True, days of pain, illness, and loneliness are not so special. Job was so bad off he cursed the day of his birth (3:1). But the majority of us celebrate birthdays. The most popular song in the world is “Happy Birthday.” Birthdays and anniversaries sometimes make their way into The
Banner if you’ve had many of them. Methuselah, grandfather of Noah, had 969 candles on his cake.
Hallmark and other companies have turned birthday and other kinds of cards into a billion-dollar industry. Some cards are religious. Most are not. Quite a few are dirty. A commentary on our culture.
I remember Valentine’s Day when I was a boy. We brought our cards to school. I was too shy to give any to girls. The teacher distributed them. The popular kids received the most. Erma, poor and backward, got none. Teacher always had some extras so Erma wouldn’t be without. Hugo always got the most and bragged about it. I hated Hugo.
But outselling valentines by far are Christmas cards. Many people spend frantic evenings in mid-December looking up addresses and licking stamps to beat the deadline. At the end of the season, I always buy next year’s supply. I begin addressing them, a few at a time, each day in mid-September. Mid-November sees them all done. I wonder what it will be like in future years when even now the word Christmas is being phased out. Another commentary on our times. Meanwhile, I will enjoy sending and receiving the cards.
Speaking of enjoyment reminds me of the late Rev. Henry Beets, one of our denomination’s icons of a few generations ago and the first editor of The Banner. Appalled by all the monies the members of his congregation lavished on Christmas cards and presents, one Sunday morning in early November, he decreed from the pulpit that all would forgo Christmas cards and presents for the forthcoming holiday season. All the monies saved would go for missions. Perhaps some disobeyed. In secret. But most, persuaded or intimidated, cooperated. The result was a considerable sum given to missions. Rev. Beets called it “a goodly amount.”

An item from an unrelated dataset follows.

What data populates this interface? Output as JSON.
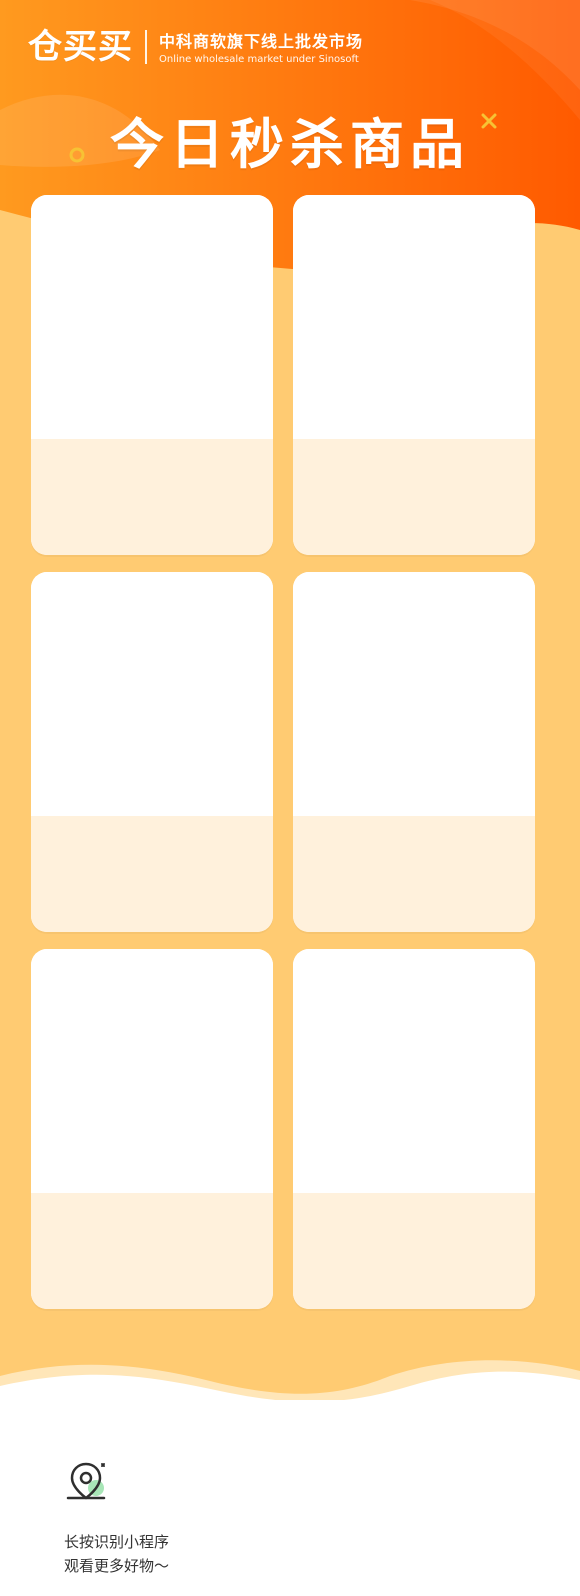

The following year the members of the congregation expected their pastor to promote the previous year’s innovation. But Rev. Beets, whose devotion to his Lord and church and missions was unquestioned, surprised them all. He said the previous Christmas had been such a dull affair, especially for the children, but himself as well, that he recommended all to go back to giving presents as before. In moderation, of course. I have always considered that a very human and delicious story.
Over the years some of our special days have begun to fade. Combining Washington’s and Lincoln’s birthdays—both occurring in the same month—was, I think, a good idea for the U.S. In my earlier years in the ministry, we went to church on both Old Year’s night and New Year’s morning. Although the practice still survives here and there, I consider it to be too much of a good thing. Half the congregation is asleep at the morning service. On the other hand, the diminishing observance of our denominational Day of Prayer and Ascension Day makes me sad. I would rather see Columbus Day in the United States of America disappear—when all the banks are closed. But there is one special day that I hope will never fade.
It began in response to the greatest headline in all of human history: “He Arose!”